A descoberta é da companhia de antivírus Kaspersky Lab. Segundo o analista de vírus brasileiro da empresa, Fabio Assolini, essa modalidade de negociação entre os criminosos virtuais é conhecida como “C2C” (Cybercriminals to Cybercriminals), em uma referência aos termos B2B (business to business) e B2C (business to consumer) – termos realmente usados no mercado para definir negociações entre empresas e entre empresas e clientes, respectivamente.

No “SPC” dos hackers, os golpistas possuem perfis com algumas informações básicas, como data de registro, contato e e-mail. Os demais usuários podem deixar referências positivas ou negativas para classificar os criminosos como negociantes sérios ou caloteiros – afinal, os serviços contratados precisam ter algum tipo de compensação, seja troca de serviços, parte do faturamento do golpe ou uma quantia fixa.

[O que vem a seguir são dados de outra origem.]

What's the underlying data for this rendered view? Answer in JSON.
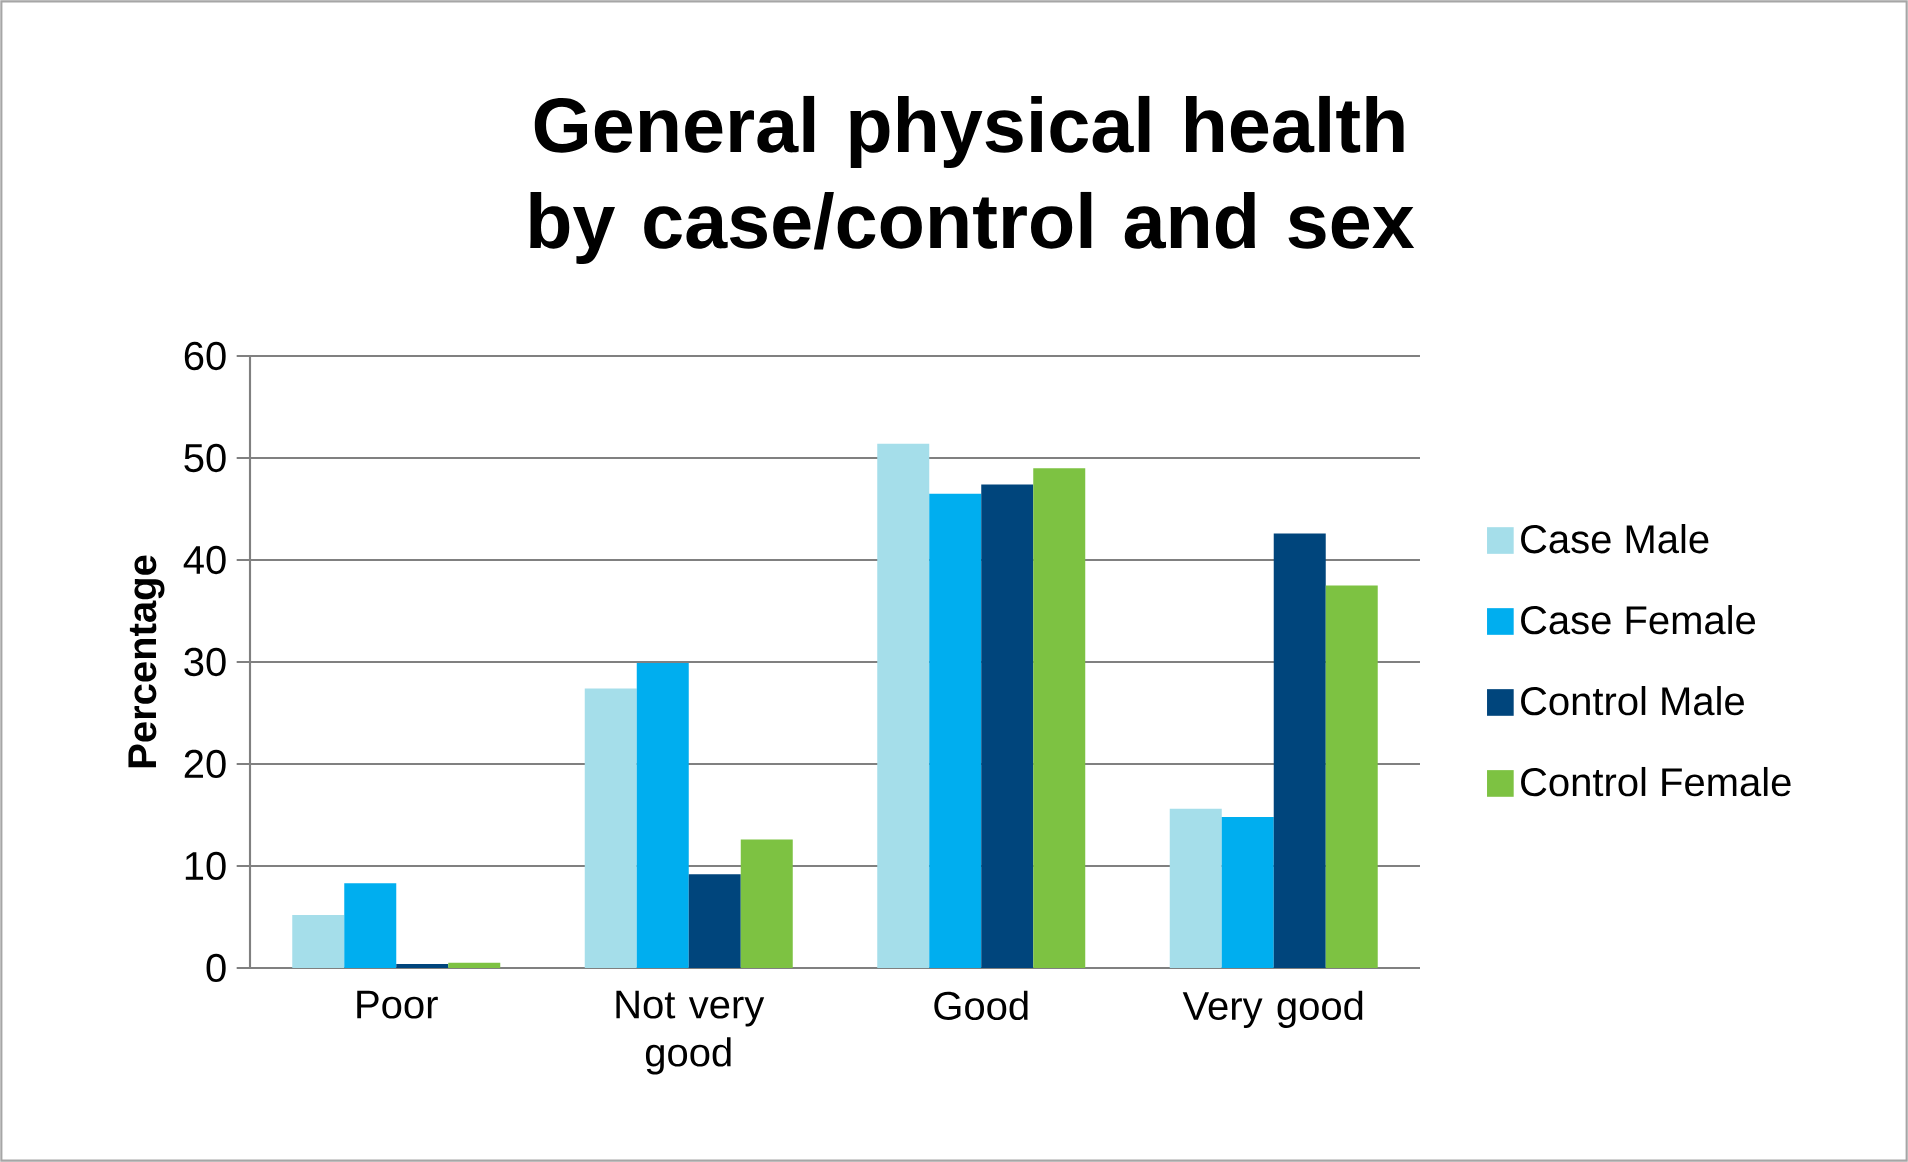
{
  "chart_data": {
    "type": "bar",
    "title": "General physical health by case/control and sex",
    "ylabel": "Percentage",
    "categories": [
      "Poor",
      "Not very good",
      "Good",
      "Very good"
    ],
    "series": [
      {
        "name": "Case Male",
        "color": "#a5deea",
        "values": [
          5.2,
          27.4,
          51.4,
          15.6
        ]
      },
      {
        "name": "Case Female",
        "color": "#00aeef",
        "values": [
          8.3,
          29.9,
          46.5,
          14.8
        ]
      },
      {
        "name": "Control Male",
        "color": "#00457c",
        "values": [
          0.4,
          9.2,
          47.4,
          42.6
        ]
      },
      {
        "name": "Control Female",
        "color": "#7dc242",
        "values": [
          0.5,
          12.6,
          49.0,
          37.5
        ]
      }
    ],
    "ylim": [
      0,
      60
    ],
    "yticks": [
      0,
      10,
      20,
      30,
      40,
      50,
      60
    ],
    "grid": "y",
    "legend": "right"
  }
}
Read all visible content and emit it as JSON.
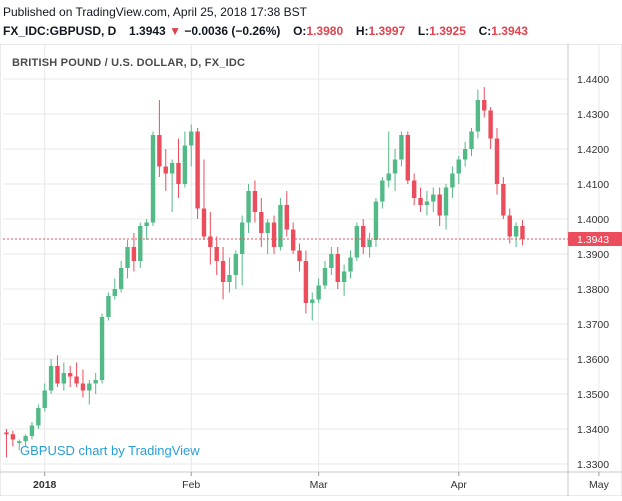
{
  "header": {
    "published": "Published on TradingView.com, April 25, 2018 17:38 BST",
    "symbol": "FX_IDC:GBPUSD, D",
    "last": "1.3943",
    "change": "−0.0036 (−0.26%)",
    "open_label": "O:",
    "open": "1.3980",
    "high_label": "H:",
    "high": "1.3997",
    "low_label": "L:",
    "low": "1.3925",
    "close_label": "C:",
    "close": "1.3943"
  },
  "chart_data": {
    "type": "candlestick",
    "title": "BRITISH POUND / U.S. DOLLAR, D, FX_IDC",
    "watermark": "GBPUSD chart by TradingView",
    "ylim": [
      1.326,
      1.446
    ],
    "yticks": [
      "1.4400",
      "1.4300",
      "1.4200",
      "1.4100",
      "1.4000",
      "1.3900",
      "1.3800",
      "1.3700",
      "1.3600",
      "1.3500",
      "1.3400",
      "1.3300"
    ],
    "xlabels": [
      {
        "label": "2018",
        "index": 6
      },
      {
        "label": "Feb",
        "index": 29
      },
      {
        "label": "Mar",
        "index": 49
      },
      {
        "label": "Apr",
        "index": 71
      },
      {
        "label": "May",
        "index": 93
      }
    ],
    "last_price": 1.3943,
    "last_price_label": "1.3943",
    "colors": {
      "up": "#53b987",
      "down": "#eb4d5c",
      "price_line": "#eb4d5c",
      "grid": "#e8e8e8"
    },
    "candles": [
      {
        "o": 1.339,
        "h": 1.34,
        "l": 1.332,
        "c": 1.3385
      },
      {
        "o": 1.3385,
        "h": 1.3395,
        "l": 1.335,
        "c": 1.337
      },
      {
        "o": 1.336,
        "h": 1.337,
        "l": 1.334,
        "c": 1.3365
      },
      {
        "o": 1.3365,
        "h": 1.3385,
        "l": 1.335,
        "c": 1.338
      },
      {
        "o": 1.338,
        "h": 1.342,
        "l": 1.337,
        "c": 1.341
      },
      {
        "o": 1.341,
        "h": 1.347,
        "l": 1.34,
        "c": 1.346
      },
      {
        "o": 1.346,
        "h": 1.353,
        "l": 1.345,
        "c": 1.351
      },
      {
        "o": 1.351,
        "h": 1.36,
        "l": 1.35,
        "c": 1.358
      },
      {
        "o": 1.358,
        "h": 1.361,
        "l": 1.352,
        "c": 1.353
      },
      {
        "o": 1.353,
        "h": 1.359,
        "l": 1.351,
        "c": 1.356
      },
      {
        "o": 1.356,
        "h": 1.358,
        "l": 1.352,
        "c": 1.355
      },
      {
        "o": 1.355,
        "h": 1.359,
        "l": 1.352,
        "c": 1.353
      },
      {
        "o": 1.353,
        "h": 1.357,
        "l": 1.349,
        "c": 1.351
      },
      {
        "o": 1.351,
        "h": 1.354,
        "l": 1.347,
        "c": 1.353
      },
      {
        "o": 1.353,
        "h": 1.356,
        "l": 1.35,
        "c": 1.354
      },
      {
        "o": 1.354,
        "h": 1.373,
        "l": 1.353,
        "c": 1.372
      },
      {
        "o": 1.372,
        "h": 1.379,
        "l": 1.371,
        "c": 1.378
      },
      {
        "o": 1.378,
        "h": 1.383,
        "l": 1.377,
        "c": 1.38
      },
      {
        "o": 1.38,
        "h": 1.388,
        "l": 1.379,
        "c": 1.386
      },
      {
        "o": 1.386,
        "h": 1.394,
        "l": 1.383,
        "c": 1.392
      },
      {
        "o": 1.392,
        "h": 1.396,
        "l": 1.385,
        "c": 1.388
      },
      {
        "o": 1.388,
        "h": 1.399,
        "l": 1.386,
        "c": 1.398
      },
      {
        "o": 1.398,
        "h": 1.4,
        "l": 1.394,
        "c": 1.399
      },
      {
        "o": 1.399,
        "h": 1.425,
        "l": 1.398,
        "c": 1.424
      },
      {
        "o": 1.424,
        "h": 1.434,
        "l": 1.412,
        "c": 1.415
      },
      {
        "o": 1.415,
        "h": 1.42,
        "l": 1.408,
        "c": 1.413
      },
      {
        "o": 1.413,
        "h": 1.417,
        "l": 1.402,
        "c": 1.416
      },
      {
        "o": 1.416,
        "h": 1.423,
        "l": 1.406,
        "c": 1.41
      },
      {
        "o": 1.41,
        "h": 1.425,
        "l": 1.409,
        "c": 1.421
      },
      {
        "o": 1.421,
        "h": 1.427,
        "l": 1.415,
        "c": 1.425
      },
      {
        "o": 1.425,
        "h": 1.426,
        "l": 1.4,
        "c": 1.403
      },
      {
        "o": 1.403,
        "h": 1.417,
        "l": 1.394,
        "c": 1.395
      },
      {
        "o": 1.395,
        "h": 1.402,
        "l": 1.387,
        "c": 1.392
      },
      {
        "o": 1.392,
        "h": 1.395,
        "l": 1.384,
        "c": 1.388
      },
      {
        "o": 1.388,
        "h": 1.392,
        "l": 1.377,
        "c": 1.382
      },
      {
        "o": 1.382,
        "h": 1.389,
        "l": 1.379,
        "c": 1.384
      },
      {
        "o": 1.384,
        "h": 1.391,
        "l": 1.38,
        "c": 1.39
      },
      {
        "o": 1.39,
        "h": 1.401,
        "l": 1.381,
        "c": 1.399
      },
      {
        "o": 1.399,
        "h": 1.41,
        "l": 1.396,
        "c": 1.408
      },
      {
        "o": 1.408,
        "h": 1.411,
        "l": 1.399,
        "c": 1.402
      },
      {
        "o": 1.402,
        "h": 1.406,
        "l": 1.392,
        "c": 1.396
      },
      {
        "o": 1.396,
        "h": 1.4,
        "l": 1.39,
        "c": 1.399
      },
      {
        "o": 1.399,
        "h": 1.401,
        "l": 1.39,
        "c": 1.392
      },
      {
        "o": 1.392,
        "h": 1.406,
        "l": 1.391,
        "c": 1.404
      },
      {
        "o": 1.404,
        "h": 1.408,
        "l": 1.395,
        "c": 1.397
      },
      {
        "o": 1.397,
        "h": 1.399,
        "l": 1.39,
        "c": 1.391
      },
      {
        "o": 1.391,
        "h": 1.393,
        "l": 1.385,
        "c": 1.388
      },
      {
        "o": 1.388,
        "h": 1.391,
        "l": 1.373,
        "c": 1.376
      },
      {
        "o": 1.376,
        "h": 1.379,
        "l": 1.371,
        "c": 1.377
      },
      {
        "o": 1.377,
        "h": 1.383,
        "l": 1.376,
        "c": 1.381
      },
      {
        "o": 1.381,
        "h": 1.388,
        "l": 1.38,
        "c": 1.386
      },
      {
        "o": 1.386,
        "h": 1.392,
        "l": 1.384,
        "c": 1.39
      },
      {
        "o": 1.39,
        "h": 1.392,
        "l": 1.38,
        "c": 1.382
      },
      {
        "o": 1.382,
        "h": 1.387,
        "l": 1.378,
        "c": 1.385
      },
      {
        "o": 1.385,
        "h": 1.391,
        "l": 1.383,
        "c": 1.389
      },
      {
        "o": 1.389,
        "h": 1.399,
        "l": 1.388,
        "c": 1.398
      },
      {
        "o": 1.398,
        "h": 1.4,
        "l": 1.39,
        "c": 1.392
      },
      {
        "o": 1.392,
        "h": 1.396,
        "l": 1.389,
        "c": 1.394
      },
      {
        "o": 1.394,
        "h": 1.406,
        "l": 1.392,
        "c": 1.405
      },
      {
        "o": 1.405,
        "h": 1.412,
        "l": 1.403,
        "c": 1.411
      },
      {
        "o": 1.411,
        "h": 1.425,
        "l": 1.409,
        "c": 1.413
      },
      {
        "o": 1.413,
        "h": 1.42,
        "l": 1.408,
        "c": 1.417
      },
      {
        "o": 1.417,
        "h": 1.425,
        "l": 1.415,
        "c": 1.424
      },
      {
        "o": 1.424,
        "h": 1.425,
        "l": 1.41,
        "c": 1.411
      },
      {
        "o": 1.411,
        "h": 1.413,
        "l": 1.404,
        "c": 1.406
      },
      {
        "o": 1.406,
        "h": 1.409,
        "l": 1.402,
        "c": 1.404
      },
      {
        "o": 1.404,
        "h": 1.408,
        "l": 1.401,
        "c": 1.405
      },
      {
        "o": 1.405,
        "h": 1.409,
        "l": 1.402,
        "c": 1.407
      },
      {
        "o": 1.407,
        "h": 1.409,
        "l": 1.398,
        "c": 1.401
      },
      {
        "o": 1.401,
        "h": 1.41,
        "l": 1.397,
        "c": 1.409
      },
      {
        "o": 1.409,
        "h": 1.415,
        "l": 1.406,
        "c": 1.413
      },
      {
        "o": 1.413,
        "h": 1.418,
        "l": 1.41,
        "c": 1.417
      },
      {
        "o": 1.417,
        "h": 1.422,
        "l": 1.415,
        "c": 1.42
      },
      {
        "o": 1.42,
        "h": 1.426,
        "l": 1.418,
        "c": 1.425
      },
      {
        "o": 1.425,
        "h": 1.437,
        "l": 1.423,
        "c": 1.434
      },
      {
        "o": 1.434,
        "h": 1.4377,
        "l": 1.429,
        "c": 1.431
      },
      {
        "o": 1.431,
        "h": 1.432,
        "l": 1.42,
        "c": 1.423
      },
      {
        "o": 1.423,
        "h": 1.426,
        "l": 1.407,
        "c": 1.41
      },
      {
        "o": 1.41,
        "h": 1.412,
        "l": 1.4,
        "c": 1.401
      },
      {
        "o": 1.401,
        "h": 1.403,
        "l": 1.393,
        "c": 1.395
      },
      {
        "o": 1.395,
        "h": 1.399,
        "l": 1.392,
        "c": 1.398
      },
      {
        "o": 1.398,
        "h": 1.3997,
        "l": 1.3925,
        "c": 1.3943
      }
    ]
  }
}
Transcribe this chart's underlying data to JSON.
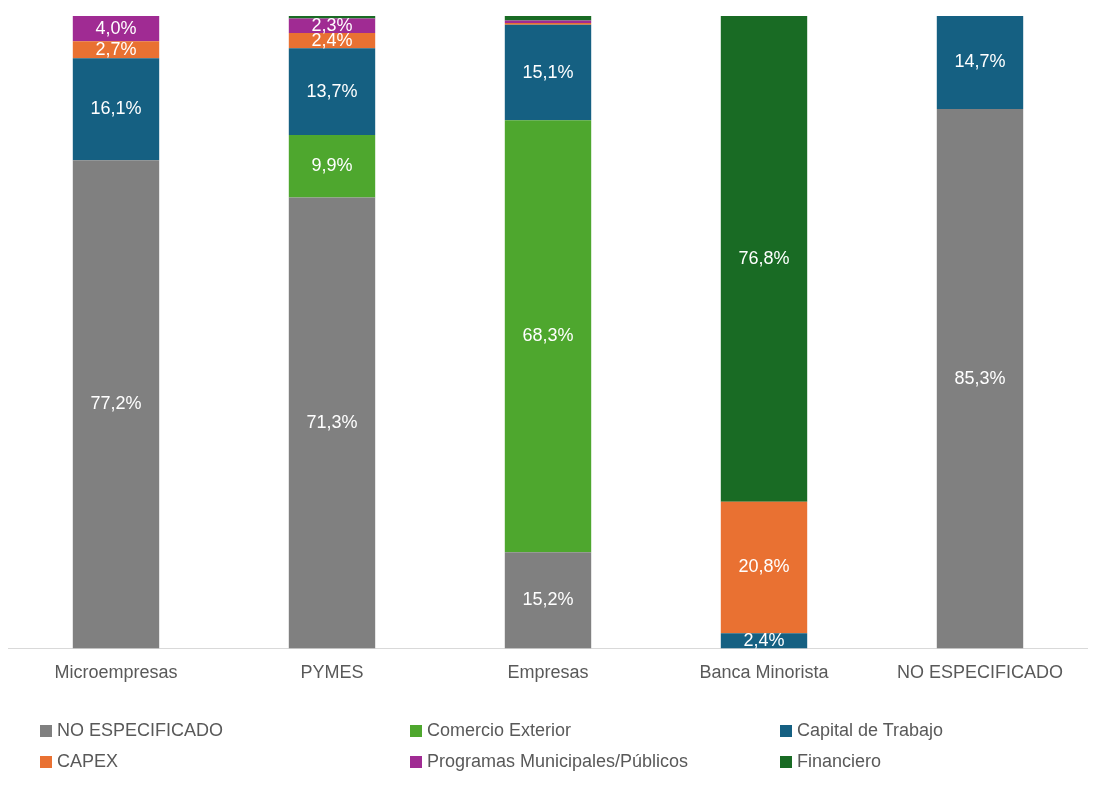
{
  "chart_data": {
    "type": "bar",
    "stacked": true,
    "categories": [
      "Microempresas",
      "PYMES",
      "Empresas",
      "Banca Minorista",
      "NO ESPECIFICADO"
    ],
    "ylim": [
      0,
      100
    ],
    "tick_labels": "x",
    "grid": false,
    "legend": "bottom",
    "series": [
      {
        "name": "NO ESPECIFICADO",
        "color": "#808080",
        "values": [
          77.2,
          71.3,
          15.2,
          null,
          85.3
        ],
        "value_labels": [
          "77,2%",
          "71,3%",
          "15,2%",
          null,
          "85,3%"
        ]
      },
      {
        "name": "Comercio Exterior",
        "color": "#4ea72e",
        "values": [
          null,
          9.9,
          68.3,
          null,
          null
        ],
        "value_labels": [
          null,
          "9,9%",
          "68,3%",
          null,
          null
        ]
      },
      {
        "name": "Capital de Trabajo",
        "color": "#156082",
        "values": [
          16.1,
          13.7,
          15.1,
          2.4,
          14.7
        ],
        "value_labels": [
          "16,1%",
          "13,7%",
          "15,1%",
          "2,4%",
          "14,7%"
        ]
      },
      {
        "name": "CAPEX",
        "color": "#e97132",
        "values": [
          2.7,
          2.4,
          0.3,
          20.8,
          null
        ],
        "value_labels": [
          "2,7%",
          "2,4%",
          null,
          "20,8%",
          null
        ]
      },
      {
        "name": "Programas Municipales/Públicos",
        "color": "#a02b93",
        "values": [
          4.0,
          2.3,
          0.4,
          null,
          null
        ],
        "value_labels": [
          "4,0%",
          "2,3%",
          null,
          null,
          null
        ]
      },
      {
        "name": "Financiero",
        "color": "#196b24",
        "values": [
          null,
          0.4,
          0.7,
          76.8,
          null
        ],
        "value_labels": [
          null,
          null,
          null,
          "76,8%",
          null
        ]
      }
    ]
  }
}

A especialização dos criminosos on-line facilitou a entrada de golpistas sem conhecimento de informática, que podem simplesmente contratar serviços de pessoas especializadas em programar vírus ou gerar páginas falsas. As negociações ocorrem na própria internet e, muitas vezes, os envolvidos não se conhecem. “Exatamente por isso o tal do calote é bastante temido entre eles, e o não recebimento do dinheiro pelo serviço prestado representa um prejuízo financeiro”, explica Assolini.

Espaços como o “site de referências” não são incomuns mundo afora. No Brasil, a página é mantida pela rede criminosa “FullNetwork” e as telas estão datadas desde o ano 2000, mas não se sabe exatamente desde quando o site está operando.

Profissionalismo

O ladrão que quiser “dedar” o calote de um colega pode anexar referências para provar que a negociação existiu e que ele foi mesmo prejudicado. O objetivo disso é aumentar a qualidade das classificações do site.

Além disso, um membro da equipe responsável pela página deve aprovar as referências enviadas para “evitar que usuários prejudiquem ou ajudem outros com referências falsas”. Só pessoas registradas no site por mais de uma semana podem começar a enviar referências a outros usuários.

Funções

Os criminosos responsáveis por “mostrar a cara” e registrar contas falsas em bancos, sacar dinheiro ou arranjar os boletos que serão pagos com o dinheiro roubado são os laranjas. Laranjas têm a função mais arriscada do crime virtual, mas são também o com o maior poder, porque podem ficar com todo o faturamento obtido no golpe.

“Spammers” pagam ou invadem servidores utilizados somente com a finalidade de enviar e-mails em massa e disseminar vírus e páginas maliciosas. Enviar spam pode ser um problema porque algumas companhias de hospedagem monitoram servidores com muito tráfego de e-mail e retiram do ar. O spammer precisa conhecer os limites de cada servidor e distribuir o envio para evitar ser detectado.

“Coders” programam os vírus que, no Brasil, são quase sempre ladrões de senhas bancárias. Os antivírus chamam esses vírus de “Bankers”. Eles não precisam se envolver diretamente na realização do crime e, por isso, são mais difíceis de serem encontrados pela polícia.

Para verificar qual coder, spammer e laranja contratar, um golpista poderia consultar o “site de referências” e, depois, deixar as observações sobre a negociação realizada. Segundo o especialista da Kaspersky, esse cenário todo de negócios “define bem a realidade vivida por muitos países onde delinquentes digitais roubam informações e negociam entre si os dados obtidos de maneira ilícita”.